Completísima reseña, Rodri; veo que te interesaste mucho cuando leíste la mía en L2R ( http://www.la2revelacion.com/?p=1981) y me parece que le has exprimido bastante jugo al libro, que lo merece, por supuesto.
Es cierto que el concepto de intelligentsia es propiamente ruso, y muy importante para entender las posiciones de literatos y artistas en el maremagnum político del momento.
Gracias Ario. Ciertamente, tu reseña fue lo que me animó a comprar el libro.
La verdad es que el concepto original de “intelligentsia” se ha diluido bastante, perdiendo en contextualización y especificidad. Suele uno toparse con el término empleado como un equivalente de “la intelectualidad” o “los intelectuales”, sin más.
Magnífico libro y excelente reseña, como no podía ser menos. No hay color con la que iba a enviar por mi parte, muy por debajo. Me encantan estas historias culturales, en el que además la política del siglo XX está muyt presente, por ejemplo en el tema de los Premios Nobel. Se complementa muy bien este libro, aunque con matices diferentes, con El baile de Natacha de Orlando Figes.
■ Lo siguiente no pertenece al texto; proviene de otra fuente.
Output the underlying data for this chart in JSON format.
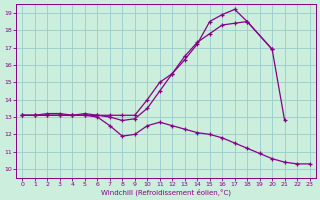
{
  "line1_x": [
    0,
    1,
    2,
    3,
    4,
    5,
    6,
    7,
    8,
    9,
    10,
    11,
    12,
    13,
    14,
    15,
    16,
    17,
    18,
    20,
    21
  ],
  "line1_y": [
    13.1,
    13.1,
    13.2,
    13.2,
    13.1,
    13.2,
    13.1,
    13.1,
    13.1,
    13.1,
    14.0,
    15.0,
    15.5,
    16.3,
    17.2,
    18.5,
    18.9,
    19.2,
    18.5,
    16.9,
    12.8
  ],
  "line2_x": [
    0,
    1,
    2,
    3,
    4,
    5,
    6,
    7,
    8,
    9,
    10,
    11,
    12,
    13,
    14,
    15,
    16,
    17,
    18,
    20
  ],
  "line2_y": [
    13.1,
    13.1,
    13.1,
    13.1,
    13.1,
    13.1,
    13.1,
    13.0,
    12.8,
    12.9,
    13.5,
    14.5,
    15.5,
    16.5,
    17.3,
    17.8,
    18.3,
    18.4,
    18.5,
    16.9
  ],
  "line3_x": [
    0,
    1,
    2,
    3,
    4,
    5,
    6,
    7,
    8,
    9,
    10,
    11,
    12,
    13,
    14,
    15,
    16,
    17,
    18,
    19,
    20,
    21,
    22,
    23
  ],
  "line3_y": [
    13.1,
    13.1,
    13.1,
    13.1,
    13.1,
    13.1,
    13.0,
    12.5,
    11.9,
    12.0,
    12.5,
    12.7,
    12.5,
    12.3,
    12.1,
    12.0,
    11.8,
    11.5,
    11.2,
    10.9,
    10.6,
    10.4,
    10.3,
    10.3
  ],
  "line_color": "#880088",
  "bg_color": "#cceedd",
  "grid_color": "#99cccc",
  "xlim_min": -0.5,
  "xlim_max": 23.5,
  "ylim_min": 9.5,
  "ylim_max": 19.5,
  "yticks": [
    10,
    11,
    12,
    13,
    14,
    15,
    16,
    17,
    18,
    19
  ],
  "xticks": [
    0,
    1,
    2,
    3,
    4,
    5,
    6,
    7,
    8,
    9,
    10,
    11,
    12,
    13,
    14,
    15,
    16,
    17,
    18,
    19,
    20,
    21,
    22,
    23
  ],
  "xlabel": "Windchill (Refroidissement éolien,°C)"
}
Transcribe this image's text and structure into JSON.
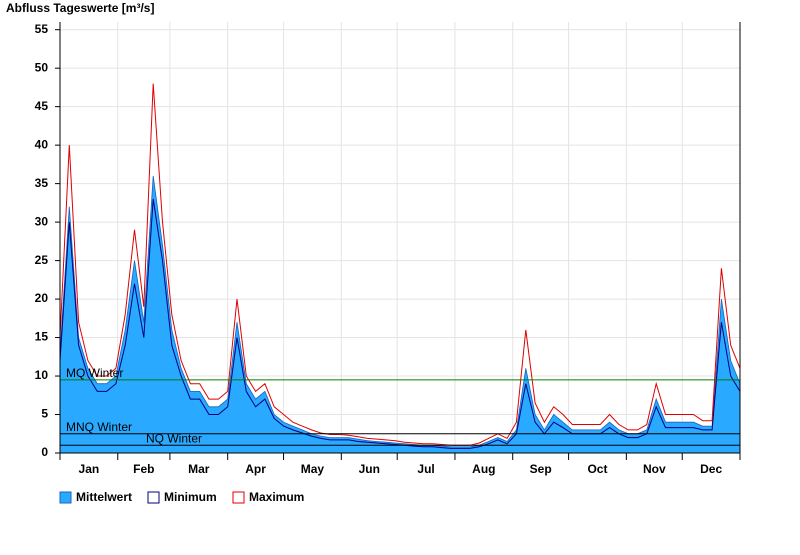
{
  "chart_data": {
    "type": "area-lines",
    "title": "Abfluss Tageswerte [m³/s]",
    "xlim": [
      0,
      365
    ],
    "ylim": [
      0,
      56
    ],
    "yticks": [
      0,
      5,
      10,
      15,
      20,
      25,
      30,
      35,
      40,
      45,
      50,
      55
    ],
    "xticks": [
      {
        "value": 15.5,
        "label": "Jan"
      },
      {
        "value": 45,
        "label": "Feb"
      },
      {
        "value": 74.5,
        "label": "Mar"
      },
      {
        "value": 105,
        "label": "Apr"
      },
      {
        "value": 135.5,
        "label": "May"
      },
      {
        "value": 166,
        "label": "Jun"
      },
      {
        "value": 196.5,
        "label": "Jul"
      },
      {
        "value": 227.5,
        "label": "Aug"
      },
      {
        "value": 258,
        "label": "Sep"
      },
      {
        "value": 288.5,
        "label": "Oct"
      },
      {
        "value": 319,
        "label": "Nov"
      },
      {
        "value": 349.5,
        "label": "Dec"
      }
    ],
    "month_starts": [
      0,
      31,
      59,
      90,
      120,
      151,
      181,
      212,
      243,
      273,
      304,
      334,
      365
    ],
    "grid": true,
    "x": [
      0,
      5,
      10,
      15,
      20,
      25,
      30,
      35,
      40,
      45,
      50,
      55,
      60,
      65,
      70,
      75,
      80,
      85,
      90,
      95,
      100,
      105,
      110,
      115,
      120,
      125,
      130,
      135,
      140,
      145,
      150,
      155,
      160,
      165,
      170,
      175,
      180,
      185,
      190,
      195,
      200,
      205,
      210,
      215,
      220,
      225,
      230,
      235,
      240,
      245,
      250,
      255,
      260,
      265,
      270,
      275,
      280,
      285,
      290,
      295,
      300,
      305,
      310,
      315,
      320,
      325,
      330,
      335,
      340,
      345,
      350,
      355,
      360,
      365
    ],
    "series": [
      {
        "name": "Mittelwert",
        "color": "#29a9ff",
        "values": [
          13,
          32,
          15,
          11,
          9,
          9,
          10,
          16,
          25,
          17,
          36,
          27,
          16,
          11,
          8,
          8,
          6,
          6,
          7,
          17,
          9,
          7,
          8,
          5,
          4,
          3.5,
          3,
          2.5,
          2.2,
          2,
          2,
          2,
          1.8,
          1.6,
          1.5,
          1.4,
          1.3,
          1.2,
          1.1,
          1,
          1,
          0.9,
          0.8,
          0.8,
          0.8,
          1,
          1.5,
          2,
          1.5,
          3,
          11,
          5,
          3,
          5,
          4,
          3,
          3,
          3,
          3,
          4,
          3,
          2.5,
          2.5,
          3,
          7,
          4,
          4,
          4,
          4,
          3.5,
          3.5,
          20,
          12,
          9
        ]
      },
      {
        "name": "Minimum",
        "color": "#000080",
        "values": [
          12,
          30,
          14,
          10,
          8,
          8,
          9,
          14,
          22,
          15,
          33,
          25,
          14,
          10,
          7,
          7,
          5,
          5,
          6,
          15,
          8,
          6,
          7,
          4.5,
          3.5,
          3,
          2.6,
          2.2,
          1.9,
          1.7,
          1.7,
          1.7,
          1.5,
          1.4,
          1.3,
          1.2,
          1.1,
          1,
          0.9,
          0.8,
          0.8,
          0.7,
          0.6,
          0.6,
          0.6,
          0.8,
          1.2,
          1.7,
          1.2,
          2.5,
          9,
          4,
          2.5,
          4,
          3.3,
          2.5,
          2.5,
          2.5,
          2.5,
          3.3,
          2.5,
          2,
          2,
          2.5,
          6,
          3.3,
          3.3,
          3.3,
          3.3,
          3,
          3,
          17,
          10,
          8
        ]
      },
      {
        "name": "Maximum",
        "color": "#e00000",
        "values": [
          15,
          40,
          17,
          12,
          10,
          10,
          11,
          18,
          29,
          19,
          48,
          30,
          18,
          12,
          9,
          9,
          7,
          7,
          8,
          20,
          10,
          8,
          9,
          6,
          5,
          4,
          3.5,
          3,
          2.6,
          2.4,
          2.4,
          2.3,
          2.1,
          1.9,
          1.8,
          1.7,
          1.6,
          1.4,
          1.3,
          1.2,
          1.2,
          1.1,
          1,
          1,
          1,
          1.3,
          1.9,
          2.5,
          1.9,
          4,
          16,
          6.5,
          4,
          6,
          5,
          3.7,
          3.7,
          3.7,
          3.7,
          5,
          3.7,
          3,
          3,
          3.7,
          9,
          5,
          5,
          5,
          5,
          4.2,
          4.2,
          24,
          14,
          11
        ]
      }
    ],
    "reference_lines": [
      {
        "label": "MQ Winter",
        "value": 9.5,
        "color": "#008000"
      },
      {
        "label": "MNQ Winter",
        "value": 2.5,
        "color": "#000000"
      },
      {
        "label": "NQ Winter",
        "value": 1,
        "color": "#000000"
      }
    ]
  }
}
De Volkov está por publicarse, por lo que me comentaron, un volumen dedicado al siglo XIX cultural ruso. Uno ya se está relamiendo los labios a la par que se frota las manos… Aunque también me gustaría que alguna editorial se animase a traducir Shostakovich and Stalin: The Extraordinary Relationship Between the Great Composer and the Brutal Dictator (2004) y St. Petersburg: A Cultural History (1995).
Gracias. El de Figes espero comprarlo pronto. Y claro, también me entusiasma la novedad de la que informas. Estaremos a la espera.
El libro de Volkov me ha puesto tras la pista de un novelista del que no sabía mucho: Andréi Bely, o Biely. Alfaguara y Akal han publicado su novela Petersburgo, que parece ser la obra principal de este autor.
http://www.solodelibros.es/27/01/2010/petersburgo-andrei-biely/
Espero poder hincarle el diente en algún momento. Mientras tanto, en mis no tan sarmentosas pero sí rapaces manos ha caído otra de sus novelas, La paloma de plata (Laetoli, 2007). Ñam, ñam.